Ayumi Korekawa, Koji Nakajima, Yohei Nishikawa, Yasushi Matsuzaki, Hajime Nakano and Daisuke Sawamura*
Department of Dermatology, Hirosaki University Graduate School of Medicine, 5 Zaifu-cho, Hirosaki 036-8562, Aomori, Japan. E-mail: email@example.com
Accepted March 16, 2011.
Syringomas are benign neoplasms of the eccrine sweat gland ducts that commonly appear around the eyelids in women. Clinically, they manifest as small, skin-coloured or slightly pigmented papules. Syringoma is classified into four clinical types: localized; familial; Down’s syndrome associated; and generalized, which encompasses multiple and eruptive syringomas (1). Furthermore, clear cell syringoma, which is characterized by histological proliferation of clear cells, has been reported to be associated with diabetes mellitus (2). Eruptive syringoma is a rare variant and usually appears before or during puberty (3). The lesions occur in large numbers and in successive crops on the neck, chest, abdomen, maxillae and genitalia. We describe here a case of late-onset eruptive syringoma in a 69-year-old man and discuss its possible association with an anti-epileptic drug.
A 69-year-old man was referred to our department for the evaluation of skin lesions, which he had first noticed at the age of approximately 60 years. The lesions had first appeared on his abdomen, and 3 years ago the lesions progressively spread to the chest, lateral part of the trunk, and thighs. There was no family history of similar eruptions. However, he had had a cerebral infarction at the age of 63 years and had therefore been taking carbamazepine for 4 years.
Dermatological examination revealed multiple brownish erythematous papules, 2–4 mm in diameter, distributed on the anterior and lateral sides of the trunk and on the upper thighs (Fig. 1a and b). General examination revealed no other significant symptoms, and all laboratory data were normal. A biopsy specimen was obtained from the abdominal lesion. Histological examination of this specimen showed multiple ducts surrounded by fibrous stroma in the superficial dermis (Fig. 1c). The ducts were formed by two layers of epithelial cells and were filled with amorphous keratinous materials. Some of the cells showed a tadpole-like configuration. We also found basal layer hyperpigmentation in the epidermis and lymphocytic infiltration in the upper dermis. Staining for carcinogenic embryonic antigen (CEA) was positive for the keratinous cyst samples as well as for materials within the cysts and ductal lumina. Clinical and histological findings were compatible with the diagnosis of eruptive syringoma.
Fig. 1. Clinical and histological findings. (a, b) Multiple brownish erythematous papules distributed on the anterior and lateral sides of the trunk and on the upper thighs. (c) Multiple ducts surrounded by fibrous stroma in the superficial dermis. The ducts are filled with amorphous keratinous material. Some of the cells have a tadpole-like configuration.

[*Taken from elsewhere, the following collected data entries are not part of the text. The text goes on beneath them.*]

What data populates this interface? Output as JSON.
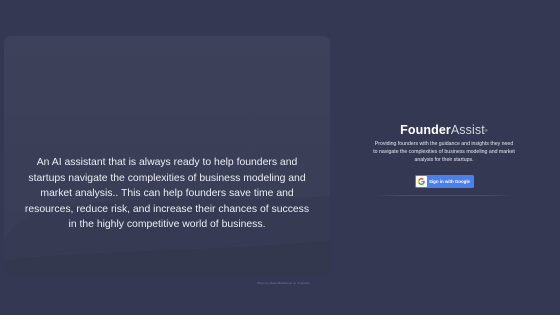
{
  "hero": {
    "description": "An AI assistant that is always ready to help founders and startups navigate the complexities of business modeling and market analysis.. This can help founders save time and resources, reduce risk, and increase their chances of success in the highly competitive world of business."
  },
  "credit": {
    "text": "Photo by Aleks Marinkovic on Unsplash"
  },
  "brand": {
    "name_strong": "Founder",
    "name_light": "Assist",
    "mark": "®"
  },
  "panel": {
    "tagline": "Providing founders with the guidance and insights they need to navigate the complexities of business modeling and market analysis for their startups.",
    "google_button_label": "Sign in with Google"
  },
  "colors": {
    "background": "#343852",
    "card": "#3b3f57",
    "google_blue": "#4a80e8",
    "credit_link": "#6b73c9"
  },
  "icons": {
    "google": "google-g-icon"
  }
}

Syringoma may manifest as single or multiple papules localized on the eyelids. It affects 0.6% of the population worldwide. The eruptive form is a rare variant of syringomas (4, 5). Syringomas are more common in women, and the eruptive form also has a predilection for women. However, in contrast to classical syringoma, the eruptive type occurs before or during puberty in most cases (6). The clinical diagnosis of eruptive syringoma is relatively difficult, as it can be confused with other skin diseases, including acne vulgaris, sebaceous hyperplasia, milia, and lichen planus (7). Thus, histological examination is crucial for its definitive diagnosis. Our case was that of a male patient with eruptive syringoma that had first appeared when he was approximately 60 years old. These factors made the clinical diagnosis more difficult. To the best of our knowledge, this is the latest age of onset amongst all the eruptive cases reported in the medical literature.
The pathogenesis of eruptive syringoma is obscure. Syringoma-like eccrine sweat duct proliferation has been reported in association with several skin conditions, for example alopecia areata, prurigo nodularis, and radiation dermatitis (8). Guitart et al. (9) reported a case of eruptive syringoma that was associated with lymphocytic inflammatory reaction, resulting in tortuous hyperplastic changes in the eccrine gland duct. They proposed the term “syrigomatous dermatitis” for such a case. In our patient, careful assessment revealed that the skin lesions had deteriorated after the cerebral infarction and oral carbamazepine therapy. A case of post-pubertal eruptive syringoma triggered by anti-epileptic drugs, namely, valproic acid and carbamazepine, has been reported (10). The same drug, carbamazepine, may have played a role in the exacerbation of syringoma in the previous case and in our patient. The pathogenesis of eruptive syringoma, especially of late-onset cases, may therefore involve some correlation between skin diseases and drugs that cause inflammatory changes in the eccrine ducts.